85 entry daha
  • daha önce blog yazımda albümle ilgili bir eleştiri yazmıştım buradan da paylaşmak istiyorum buyurunuz..

    9.4/10

    yaşlı bir ustanın ruhuna sahip bir müzisyenin genç bedeninden yükselen başyapıtı..

    25 yaşında genç bir müzisyen için artık karar zamanı gelmiştir. 2003 senesi içerisinde bitirecektir hayatının belki de en önemli albümünü.. genç rapçi, prodüktör ve dj yunus özyavuz, topladığı sample’lar, prodüksiyon ekipmanları ve tüm toparlayıp yazdığı notlarıyla sonucunu bilmeden başlayıp bitirdiği albüm, yaşlı bir ustanın ruhuna sahip genç bir müzisyenin başyapıtı olacaktır.

    ”bir pesimistin gözyaşları”, hem bir sonun başlangıcıdır hem de bir müzisyenin çıkışıdır. ”bir pesimistin gözyaşları”, türk müzik tarihinde edebi anlamı, şiirselliği, daha önce hiç denenmemiş bir şekilde değiştirmiştir. albüm, ülkemizde geriye bakıldığında rap müzikten ziyade herhangi bir türde örneği pek olmayan cesarete sahip yenilikçi bir albümdür ve bu albümü yapan sanatçıyı bile arkasından baktırabilecek bir niteliğe sahiptir.

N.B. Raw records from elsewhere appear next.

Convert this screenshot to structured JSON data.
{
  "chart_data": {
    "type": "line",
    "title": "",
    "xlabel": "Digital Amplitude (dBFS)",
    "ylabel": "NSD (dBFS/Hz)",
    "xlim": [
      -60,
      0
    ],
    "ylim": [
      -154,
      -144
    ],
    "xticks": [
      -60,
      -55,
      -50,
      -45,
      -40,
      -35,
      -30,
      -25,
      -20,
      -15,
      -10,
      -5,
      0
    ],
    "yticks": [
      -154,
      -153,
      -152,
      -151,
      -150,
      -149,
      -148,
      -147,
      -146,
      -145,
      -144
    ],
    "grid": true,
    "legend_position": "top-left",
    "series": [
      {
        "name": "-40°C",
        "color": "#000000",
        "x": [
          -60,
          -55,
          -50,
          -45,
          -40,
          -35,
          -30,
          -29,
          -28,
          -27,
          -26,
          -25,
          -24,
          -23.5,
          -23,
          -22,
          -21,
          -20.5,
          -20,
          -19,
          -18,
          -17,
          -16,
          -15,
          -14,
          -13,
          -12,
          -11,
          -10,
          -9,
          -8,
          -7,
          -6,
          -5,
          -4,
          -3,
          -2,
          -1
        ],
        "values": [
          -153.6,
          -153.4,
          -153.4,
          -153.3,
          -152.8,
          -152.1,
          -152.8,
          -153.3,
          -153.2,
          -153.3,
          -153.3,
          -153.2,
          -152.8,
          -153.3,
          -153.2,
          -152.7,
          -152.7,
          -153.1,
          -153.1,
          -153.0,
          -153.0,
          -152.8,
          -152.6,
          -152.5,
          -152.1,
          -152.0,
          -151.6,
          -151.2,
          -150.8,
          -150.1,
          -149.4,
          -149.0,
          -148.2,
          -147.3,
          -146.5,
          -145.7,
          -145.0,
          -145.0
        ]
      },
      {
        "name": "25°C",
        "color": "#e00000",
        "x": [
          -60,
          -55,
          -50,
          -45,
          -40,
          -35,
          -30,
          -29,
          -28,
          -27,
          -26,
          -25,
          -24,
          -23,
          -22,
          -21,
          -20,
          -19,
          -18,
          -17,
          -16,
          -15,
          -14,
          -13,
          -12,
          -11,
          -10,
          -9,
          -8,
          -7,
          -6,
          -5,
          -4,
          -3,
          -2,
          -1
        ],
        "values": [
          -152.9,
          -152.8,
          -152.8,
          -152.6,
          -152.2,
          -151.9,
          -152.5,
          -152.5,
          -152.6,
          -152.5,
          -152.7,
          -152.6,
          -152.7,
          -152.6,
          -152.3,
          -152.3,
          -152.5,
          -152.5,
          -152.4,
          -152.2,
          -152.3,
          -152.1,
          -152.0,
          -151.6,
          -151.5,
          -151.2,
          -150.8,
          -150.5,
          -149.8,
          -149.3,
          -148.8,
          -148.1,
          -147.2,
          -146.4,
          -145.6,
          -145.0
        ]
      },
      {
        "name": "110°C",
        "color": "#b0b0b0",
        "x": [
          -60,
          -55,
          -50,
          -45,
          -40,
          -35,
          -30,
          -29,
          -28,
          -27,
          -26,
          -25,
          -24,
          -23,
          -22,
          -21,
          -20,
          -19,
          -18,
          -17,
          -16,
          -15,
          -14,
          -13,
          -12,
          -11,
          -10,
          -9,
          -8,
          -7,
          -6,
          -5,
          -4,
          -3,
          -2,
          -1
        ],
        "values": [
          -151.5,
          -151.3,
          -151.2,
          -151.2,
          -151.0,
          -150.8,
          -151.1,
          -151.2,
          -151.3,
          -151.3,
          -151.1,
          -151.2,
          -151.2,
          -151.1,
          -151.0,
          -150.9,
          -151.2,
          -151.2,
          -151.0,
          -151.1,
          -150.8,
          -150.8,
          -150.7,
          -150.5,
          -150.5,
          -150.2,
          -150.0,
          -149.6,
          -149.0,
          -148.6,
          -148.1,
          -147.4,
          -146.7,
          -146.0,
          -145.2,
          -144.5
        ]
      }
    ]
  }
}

    ”56 denklemli ıntro” ile play tuşuna basılır, sagopa köksal engür‘ün dublajını yaptığı bir filmden aldığı alıntı ”skit” ile başlar ve 56 denklem sıralanır, albüme çok çarpıcı bir giriş yapmıştır. ”analiz” güçlü girişi, şiirsel sözleriyle bizi karşılar ve arkada gezinen üflemeli sololarıyla duygu yoğunluğunu iyice arttırır, ”yarının bugünden çıkarı ne?” sözleriyle devam eder nakaratında. ”karabiber duası” güçlü sampling ve altyapı kalitesiyle göze çarpan bir parça.”karikatür komedya” albümün en iyi parçalarından biri ve sagopanın kimliğine büründüğü ”pesimist” kişiliğin bir ürünü. ”deneyiminle deneye bir denek misin sago?/gırtlağında halata bağlı sen binek misin sago?” anlamıyla zaten üst düzey olan, rhyme’dan ziyade flowsal bir kabiliyet kanıtlıyor bizlere. ”mütalam” sagopa’nın diğer şarkılardakinden ziyade altyapıda “slice” tekniğiyle yapılmış samplinglerin başarısını gösteren bir şarkı. ”rap yaparken günaha mı girdim?” sagopa’nın eski rap tarzındaki küfür kullanımına gelen eleştirilere karşı yapılmış bir iş. ”maskeli balo” benim için sagopa’nın ilk on şarkı sıralamasına girecek bir eser ve tüm yaşanmışlıkları, ergenlik sancılarını ve talihsiz bir şekilde öldürülen arkadaşını anlattığı gerçekten şiir gibi bir şarkı.”adı anıldığında işte dostum dedim / adım
    anıldığında tanımam dedi, taktı maskesini yüzünü çevirdi ” sözleriyle de urban, yalın ama çok vurucu, hayattan, gerçek bir etki yaratıyor. ”iskeletler diyarında bir et parçası” sagopa’nın george winston‘ın piyano sample’larını harika bir şekilde işleyip duygu yüklü bir beat’e dönüştürdüğü bir parça.”geçmişi gölgeye teslim ettim” metal grubu empyrium sample’lı introsuyla gitar arpejleriyle ve sözleriyle, arkadaki sonradan homojen bir kayıtla girilen kadın vokalleriyle tam bir melankoli havuzu ama belirtmeliyim ki şarkının ikinci kısmı kesinlikle çok gereksiz bir detay.”bir pesimistin gözyaşları’‘ şarkısı, sanki ”albümün tüm şarkılarının duygularını sıkıştırıp bir parça haline getirsek nasıl olurdu?”sorusunun cevabı ve forest gump,ölü ozanlar derneği skit’leriyle bizleri yine melankoli havuzuna sokan, yıllarca hatırlanıcak harika bir eser.”bağdat” 2002 ırak savaşının akabinden yazılmış bir parça. sagopa savaşın akabinde kısa bir süre icinde özümseyip çok iyi ifade etmiş “bağdat gibi diyar olmaz ama bağdat bombalanır.” ”24” albümün zaman temalı şarkısı ”yaşlanan bir bugün bavulu topluyor” diye giriyor, ”yarınım kapıda bekliyor ve son veda zamanı” diye mükemmel bir uyumla, piyanist filminin soundtrack albümünde yer alan chopin’in duygu yüklü nocturne piyanolarıyla açılıp kapanıyor. albümünün ve şarkıların arasında konumlanmış ”skit” ‘ler özellikle seçilmiş ve türkiye’de ilk defa bu albümde bolca kullanılmış ”skit” ses örnekleri albümün konseptleşmesine mükemmel bir katkıda bulunmuş ve en az, şarkılar kadar unutulmaz bir etki yaratmış.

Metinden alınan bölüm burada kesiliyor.